Before we discuss these passages, I would like my reader to imagine a prune. In Elizabethan times, this subspecies of plum was served dried as a delicacy. Small, round, and wrinkly, it seems to have been considered reminiscent of a testicle. Pompey, describing the quite possibly fictitious visit of constable Elbow’s wife to a house of ill repute, says that “she came in great with child; and longing – saving your honour’s reverence – for stew’d prunes”. The prunes in question, on which Pompey dwells so fulsomely as to drive a frustrated Angelo from the court, are a transparent reference to male sexual favours, underlined by the use of “stew’d”, a culinary term synonymous with low-life and immorality.

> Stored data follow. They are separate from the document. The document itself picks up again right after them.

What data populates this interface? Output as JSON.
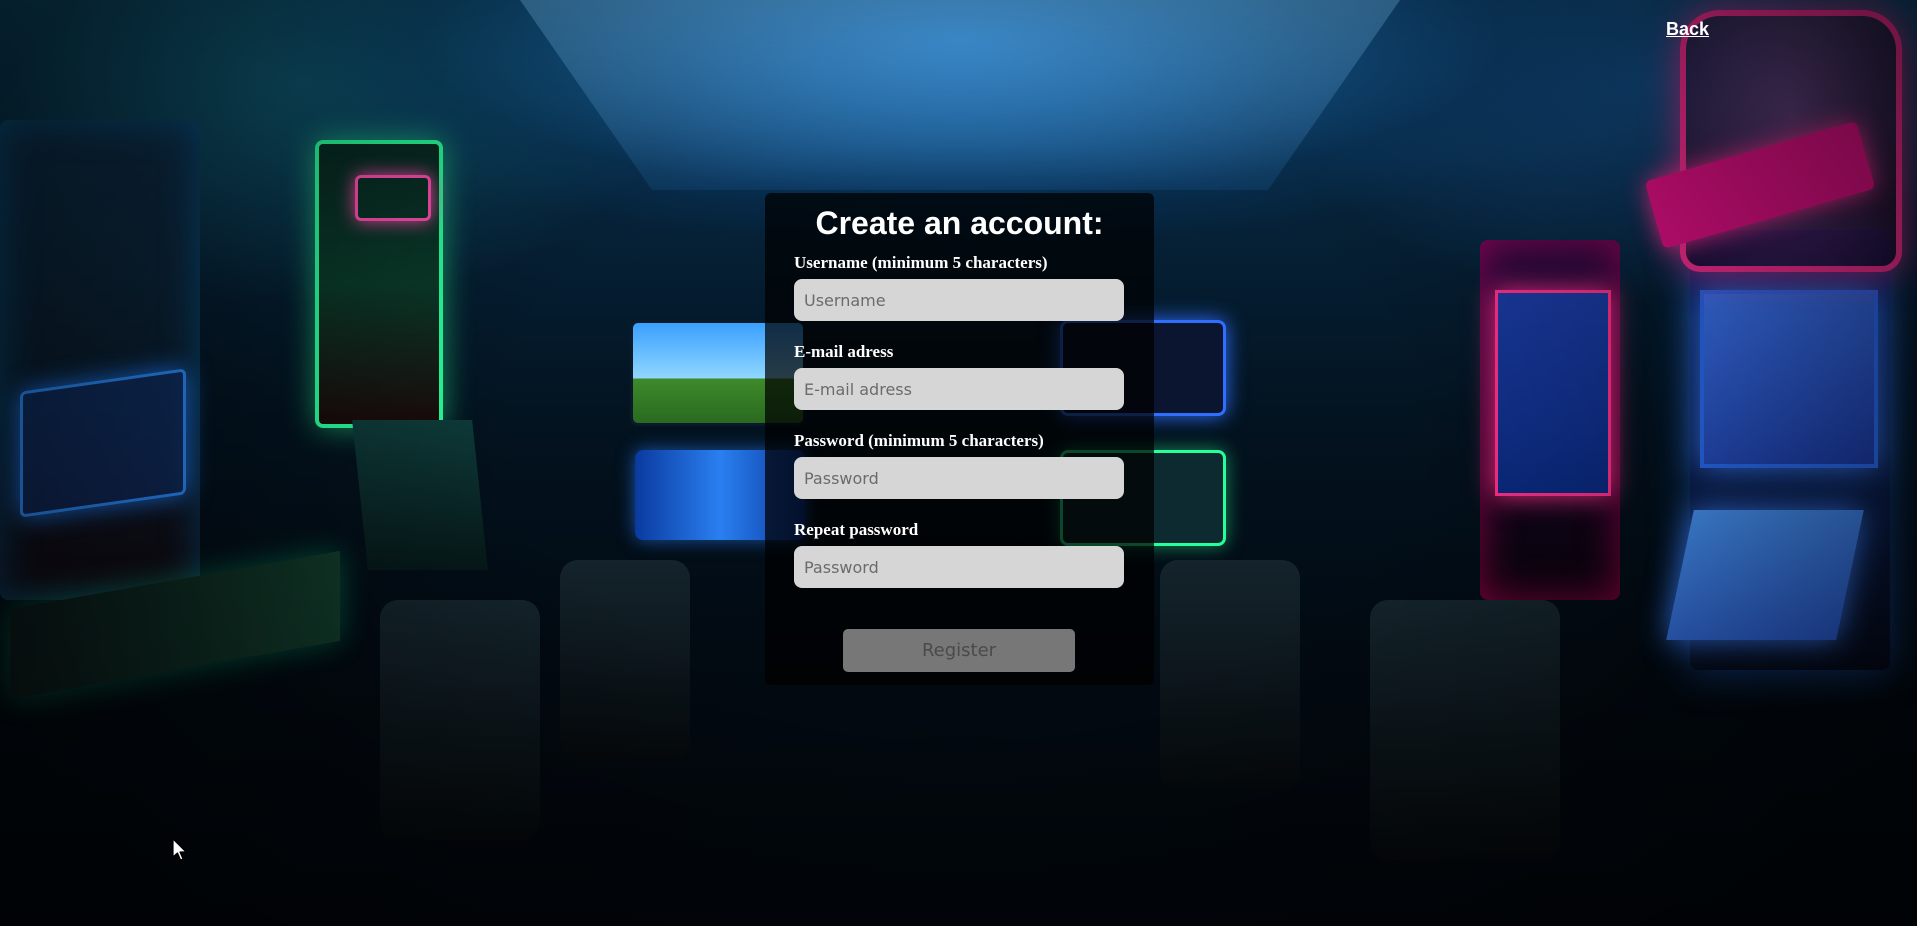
{
  "header": {
    "back_label": "Back"
  },
  "form": {
    "title": "Create an account:",
    "fields": [
      {
        "label": "Username (minimum 5 characters)",
        "placeholder": "Username",
        "value": ""
      },
      {
        "label": "E-mail adress",
        "placeholder": "E-mail adress",
        "value": ""
      },
      {
        "label": "Password (minimum 5 characters)",
        "placeholder": "Password",
        "value": ""
      },
      {
        "label": "Repeat password",
        "placeholder": "Password",
        "value": ""
      }
    ],
    "submit_label": "Register"
  },
  "icons": {
    "cursor": "mouse-pointer-icon"
  },
  "colors": {
    "panel_background": "rgba(0,0,0,0.72)",
    "input_background": "#d6d6d6",
    "button_background": "#777777",
    "text": "#ffffff"
  }
}
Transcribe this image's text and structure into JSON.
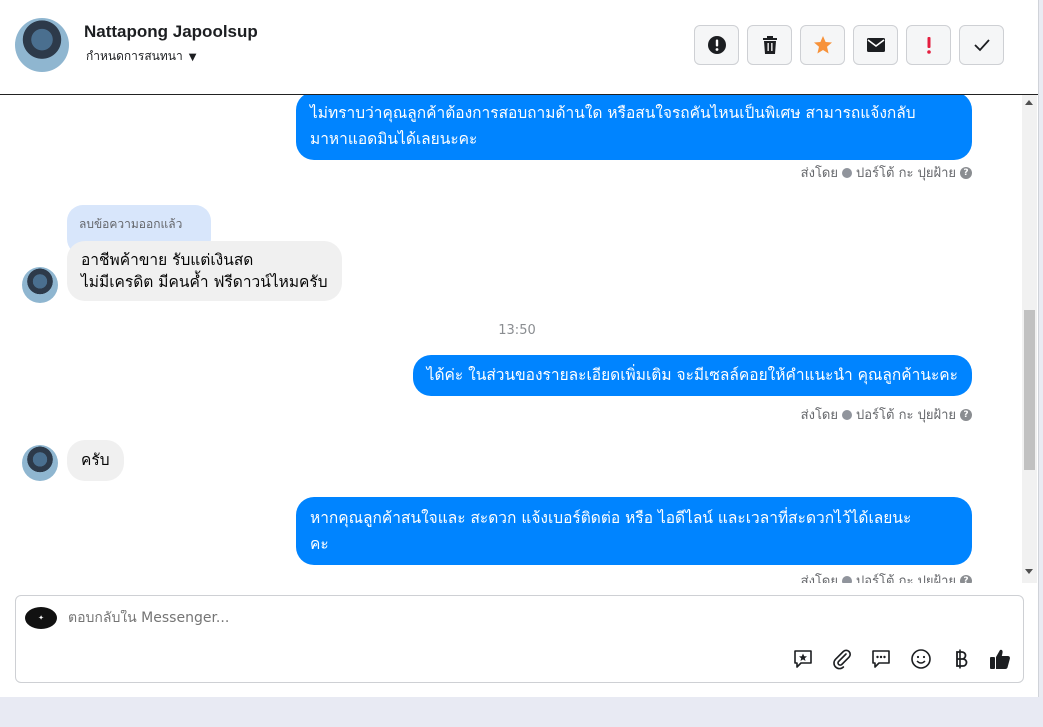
{
  "header": {
    "name": "Nattapong Japoolsup",
    "subtitle": "กำหนดการสนทนา",
    "actions": [
      "info-icon",
      "trash-icon",
      "star-icon",
      "mail-icon",
      "exclamation-icon",
      "check-icon"
    ],
    "star_color": "#f7923a",
    "exclamation_color": "#e41e3f"
  },
  "messages": {
    "m1": {
      "line1": "ไม่ทราบว่าคุณลูกค้าต้องการสอบถามด้านใด หรือสนใจรถคันไหนเป็นพิเศษ สามารถแจ้งกลับ",
      "line2": "มาหาแอดมินได้เลยนะคะ"
    },
    "sent_by_1": {
      "prefix": "ส่งโดย",
      "name": "ปอร์โต้ กะ ปุยฝ้าย"
    },
    "deleted_label": "ลบข้อความออกแล้ว",
    "m2": {
      "line1": "อาชีพค้าขาย รับแต่เงินสด",
      "line2": "ไม่มีเครดิต มีคนค้ำ ฟรีดาวน์ไหมครับ"
    },
    "timestamp": "13:50",
    "m3": "ได้ค่ะ  ในส่วนของรายละเอียดเพิ่มเติม จะมีเซลล์คอยให้คำแนะนำ คุณลูกค้านะคะ",
    "sent_by_2": {
      "prefix": "ส่งโดย",
      "name": "ปอร์โต้ กะ ปุยฝ้าย"
    },
    "m4": "ครับ",
    "m5": {
      "line1": "หากคุณลูกค้าสนใจและ สะดวก แจ้งเบอร์ติดต่อ หรือ ไอดีไลน์ และเวลาที่สะดวกไว้ได้เลยนะ",
      "line2": "คะ"
    },
    "sent_by_3": {
      "prefix": "ส่งโดย",
      "name": "ปอร์โต้ กะ ปุยฝ้าย"
    }
  },
  "composer": {
    "placeholder": "ตอบกลับใน Messenger...",
    "tools": [
      "saved-reply-icon",
      "attachment-icon",
      "chat-icon",
      "emoji-icon",
      "baht-icon",
      "like-icon"
    ]
  },
  "colors": {
    "outgoing": "#0084ff",
    "incoming": "#f0f0f0",
    "deleted": "#d8e6fb"
  }
}
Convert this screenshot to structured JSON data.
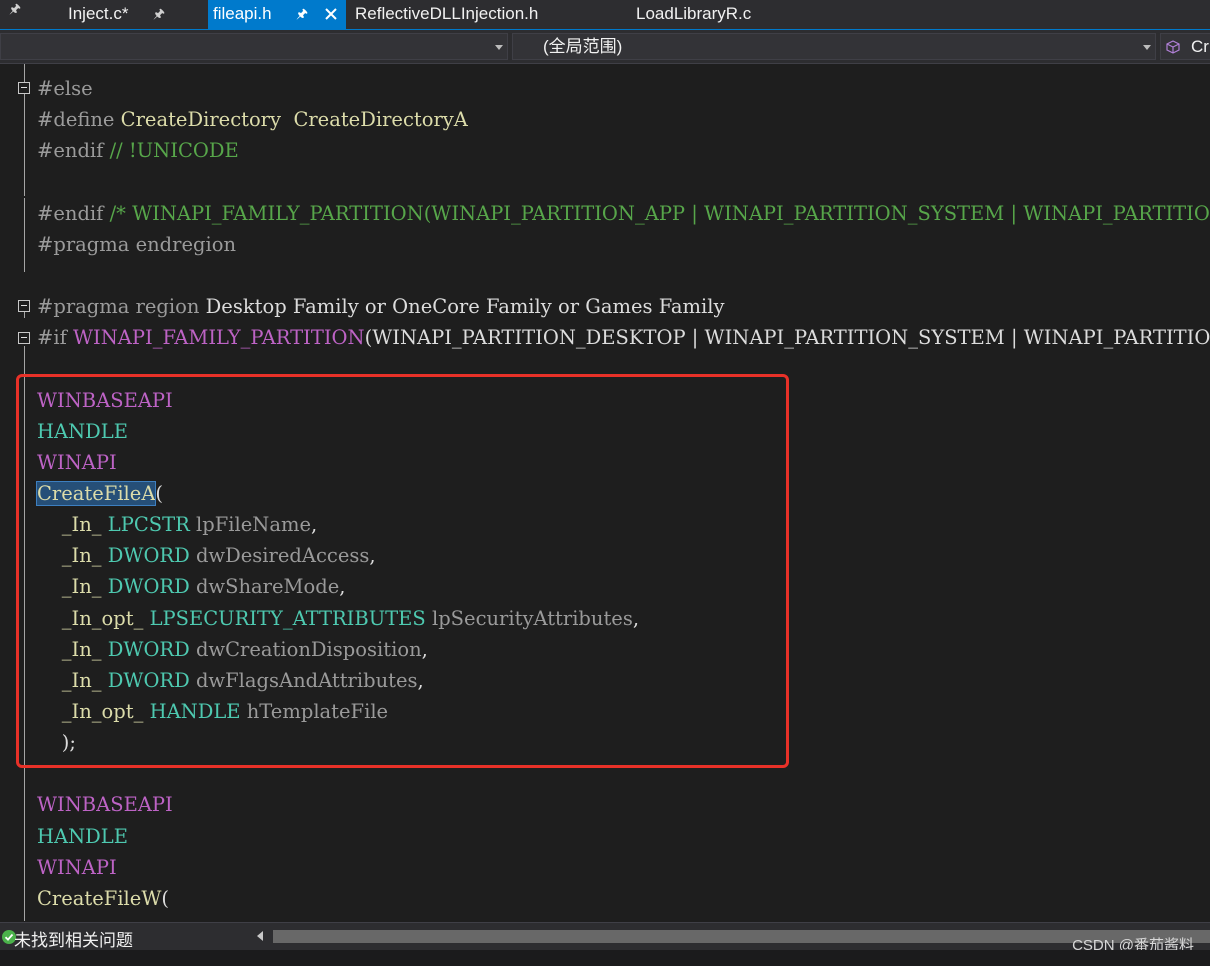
{
  "tabs": [
    {
      "label": "Inject.c*",
      "active": false
    },
    {
      "label": "fileapi.h",
      "active": true
    },
    {
      "label": "ReflectiveDLLInjection.h",
      "active": false
    },
    {
      "label": "LoadLibraryR.c",
      "active": false
    }
  ],
  "nav": {
    "scope_combo_value": "(全局范围)",
    "member_combo_value": "Cr"
  },
  "code_lines": [
    [
      [
        "#else",
        "c-pre"
      ]
    ],
    [
      [
        "#define ",
        "c-pre"
      ],
      [
        "CreateDirectory",
        "c-func"
      ],
      [
        "  ",
        "c-plain"
      ],
      [
        "CreateDirectoryA",
        "c-func"
      ]
    ],
    [
      [
        "#endif ",
        "c-pre"
      ],
      [
        "// !UNICODE",
        "c-comment"
      ]
    ],
    [],
    [
      [
        "#endif ",
        "c-pre"
      ],
      [
        "/* WINAPI_FAMILY_PARTITION(WINAPI_PARTITION_APP | WINAPI_PARTITION_SYSTEM | WINAPI_PARTITION_GAMES) */",
        "c-comment"
      ]
    ],
    [
      [
        "#pragma endregion",
        "c-pre"
      ]
    ],
    [],
    [
      [
        "#pragma region ",
        "c-pre"
      ],
      [
        "Desktop Family or OneCore Family or Games Family",
        "c-plain"
      ]
    ],
    [
      [
        "#if ",
        "c-pre"
      ],
      [
        "WINAPI_FAMILY_PARTITION",
        "c-macro"
      ],
      [
        "(WINAPI_PARTITION_DESKTOP | WINAPI_PARTITION_SYSTEM | WINAPI_PARTITION_GAMES)",
        "c-plain"
      ]
    ],
    [],
    [
      [
        "WINBASEAPI",
        "c-macro"
      ]
    ],
    [
      [
        "HANDLE",
        "c-type"
      ]
    ],
    [
      [
        "WINAPI",
        "c-macro"
      ]
    ],
    [
      [
        "CreateFileA",
        "c-func c-sel"
      ],
      [
        "(",
        "c-plain"
      ]
    ],
    [
      [
        "    ",
        "c-plain"
      ],
      [
        "_In_ ",
        "c-func"
      ],
      [
        "LPCSTR ",
        "c-type"
      ],
      [
        "lpFileName",
        "c-param"
      ],
      [
        ",",
        "c-plain"
      ]
    ],
    [
      [
        "    ",
        "c-plain"
      ],
      [
        "_In_ ",
        "c-func"
      ],
      [
        "DWORD ",
        "c-type"
      ],
      [
        "dwDesiredAccess",
        "c-param"
      ],
      [
        ",",
        "c-plain"
      ]
    ],
    [
      [
        "    ",
        "c-plain"
      ],
      [
        "_In_ ",
        "c-func"
      ],
      [
        "DWORD ",
        "c-type"
      ],
      [
        "dwShareMode",
        "c-param"
      ],
      [
        ",",
        "c-plain"
      ]
    ],
    [
      [
        "    ",
        "c-plain"
      ],
      [
        "_In_opt_ ",
        "c-func"
      ],
      [
        "LPSECURITY_ATTRIBUTES ",
        "c-type"
      ],
      [
        "lpSecurityAttributes",
        "c-param"
      ],
      [
        ",",
        "c-plain"
      ]
    ],
    [
      [
        "    ",
        "c-plain"
      ],
      [
        "_In_ ",
        "c-func"
      ],
      [
        "DWORD ",
        "c-type"
      ],
      [
        "dwCreationDisposition",
        "c-param"
      ],
      [
        ",",
        "c-plain"
      ]
    ],
    [
      [
        "    ",
        "c-plain"
      ],
      [
        "_In_ ",
        "c-func"
      ],
      [
        "DWORD ",
        "c-type"
      ],
      [
        "dwFlagsAndAttributes",
        "c-param"
      ],
      [
        ",",
        "c-plain"
      ]
    ],
    [
      [
        "    ",
        "c-plain"
      ],
      [
        "_In_opt_ ",
        "c-func"
      ],
      [
        "HANDLE ",
        "c-type"
      ],
      [
        "hTemplateFile",
        "c-param"
      ]
    ],
    [
      [
        "    );",
        "c-plain"
      ]
    ],
    [],
    [
      [
        "WINBASEAPI",
        "c-macro"
      ]
    ],
    [
      [
        "HANDLE",
        "c-type"
      ]
    ],
    [
      [
        "WINAPI",
        "c-macro"
      ]
    ],
    [
      [
        "CreateFileW",
        "c-func"
      ],
      [
        "(",
        "c-plain"
      ]
    ]
  ],
  "status": {
    "message": "未找到相关问题"
  },
  "watermark": "CSDN @番茄酱料",
  "colors": {
    "accent": "#007acc",
    "annotation_box": "#e83128",
    "status_ok": "#4bb24b"
  }
}
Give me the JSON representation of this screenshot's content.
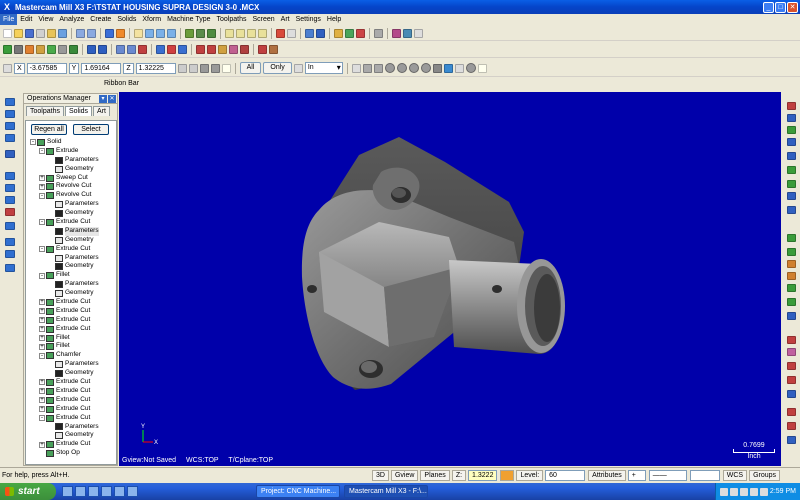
{
  "window": {
    "title": "Mastercam Mill X3  F:\\TSTAT HOUSING SUPRA  DESIGN 3-0  .MCX"
  },
  "menu": [
    "File",
    "Edit",
    "View",
    "Analyze",
    "Create",
    "Solids",
    "Xform",
    "Machine Type",
    "Toolpaths",
    "Screen",
    "Art",
    "Settings",
    "Help"
  ],
  "coords": {
    "x_label": "X",
    "x_value": "-3.67585",
    "y_label": "Y",
    "y_value": "1.69164",
    "z_label": "Z",
    "z_value": "1.32225",
    "all_button": "All",
    "only_button": "Only",
    "units_select": "In"
  },
  "ribbon_label": "Ribbon Bar",
  "ops_manager": {
    "title": "Operations Manager",
    "tabs": [
      "Toolpaths",
      "Solids",
      "Art"
    ],
    "regen_button": "Regen all",
    "select_button": "Select",
    "tree": [
      {
        "label": "Solid",
        "indent": 0,
        "exp": "-"
      },
      {
        "label": "Extrude",
        "indent": 1,
        "exp": "-"
      },
      {
        "label": "Parameters",
        "indent": 2,
        "exp": ""
      },
      {
        "label": "Geometry",
        "indent": 2,
        "exp": ""
      },
      {
        "label": "Sweep Cut",
        "indent": 1,
        "exp": "+"
      },
      {
        "label": "Revolve Cut",
        "indent": 1,
        "exp": "+"
      },
      {
        "label": "Revolve Cut",
        "indent": 1,
        "exp": "-"
      },
      {
        "label": "Parameters",
        "indent": 2,
        "exp": ""
      },
      {
        "label": "Geometry",
        "indent": 2,
        "exp": ""
      },
      {
        "label": "Extrude Cut",
        "indent": 1,
        "exp": "-"
      },
      {
        "label": "Parameters",
        "indent": 2,
        "exp": "",
        "sel": true
      },
      {
        "label": "Geometry",
        "indent": 2,
        "exp": ""
      },
      {
        "label": "Extrude Cut",
        "indent": 1,
        "exp": "-"
      },
      {
        "label": "Parameters",
        "indent": 2,
        "exp": ""
      },
      {
        "label": "Geometry",
        "indent": 2,
        "exp": ""
      },
      {
        "label": "Fillet",
        "indent": 1,
        "exp": "-"
      },
      {
        "label": "Parameters",
        "indent": 2,
        "exp": ""
      },
      {
        "label": "Geometry",
        "indent": 2,
        "exp": ""
      },
      {
        "label": "Extrude Cut",
        "indent": 1,
        "exp": "+"
      },
      {
        "label": "Extrude Cut",
        "indent": 1,
        "exp": "+"
      },
      {
        "label": "Extrude Cut",
        "indent": 1,
        "exp": "+"
      },
      {
        "label": "Extrude Cut",
        "indent": 1,
        "exp": "+"
      },
      {
        "label": "Fillet",
        "indent": 1,
        "exp": "+"
      },
      {
        "label": "Fillet",
        "indent": 1,
        "exp": "+"
      },
      {
        "label": "Chamfer",
        "indent": 1,
        "exp": "-"
      },
      {
        "label": "Parameters",
        "indent": 2,
        "exp": ""
      },
      {
        "label": "Geometry",
        "indent": 2,
        "exp": ""
      },
      {
        "label": "Extrude Cut",
        "indent": 1,
        "exp": "+"
      },
      {
        "label": "Extrude Cut",
        "indent": 1,
        "exp": "+"
      },
      {
        "label": "Extrude Cut",
        "indent": 1,
        "exp": "+"
      },
      {
        "label": "Extrude Cut",
        "indent": 1,
        "exp": "+"
      },
      {
        "label": "Extrude Cut",
        "indent": 1,
        "exp": "-"
      },
      {
        "label": "Parameters",
        "indent": 2,
        "exp": ""
      },
      {
        "label": "Geometry",
        "indent": 2,
        "exp": ""
      },
      {
        "label": "Extrude Cut",
        "indent": 1,
        "exp": "+"
      },
      {
        "label": "Stop Op",
        "indent": 1,
        "exp": ""
      }
    ]
  },
  "viewport": {
    "background": "#0000aa",
    "gview": "Gview:Not Saved",
    "wcs": "WCS:TOP",
    "tplane": "T/Cplane:TOP",
    "scale_value": "0.7699",
    "scale_unit": "Inch",
    "axis_x": "X",
    "axis_y": "Y"
  },
  "status": {
    "help": "For help, press Alt+H.",
    "btn_3d": "3D",
    "btn_gview": "Gview",
    "btn_planes": "Planes",
    "z_label": "Z:",
    "z_value": "1.3222",
    "level_label": "Level:",
    "level_value": "60",
    "attributes_label": "Attributes",
    "wcs_label": "WCS",
    "groups_label": "Groups"
  },
  "taskbar": {
    "start": "start",
    "tasks": [
      "Project: CNC Machine...",
      "Mastercam Mill X3 - F:\\..."
    ],
    "clock": "2:59 PM"
  }
}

The simple shepherd, although in conversation with the far from pure Autolycus (famous now as an early purveyor of the “dildo”) is not quite so lewd as Pompey when it comes to fruit. Whereas Pompey details how Mrs Elbow supposedly sat “cracking the stones of the foresaid prunes”, the shepherd innocently thinks about the feast’s need for “four pound of prunes, and as many raisins o’the sun”. Note that these are fresh prunes (in contrast to the sun-dried grapes), and thus, one imagines, less prone to insalubrious insinuations.
My last reference to prunes is given to us by Falstaff, a frequent figure in these articles, not least because of his great appetite for food and drink. Participating in the ‘Pompey’ tradition, the old knight tells the Hostess that “There’s no more faith in thee than in a stew’d prune”, where “stew’d prune” is the fruity synonym of ‘prostitute’. In Henry IV part II, the same equivalence lies behind Doll’s tyrade against Pistol, when she, in the presence of Falstaff and others, accuses the hot-blooded captain of living “upon moldy stewed prunes and dried cakes”. Of course, only one of these nouns actually refers to a foodstuff, and so Doll’s phrase provides a final example of how objects answering one bodily need may represent the satiation of another, and thus a whole network of moral judgments founded on the humble “prunus domestica”.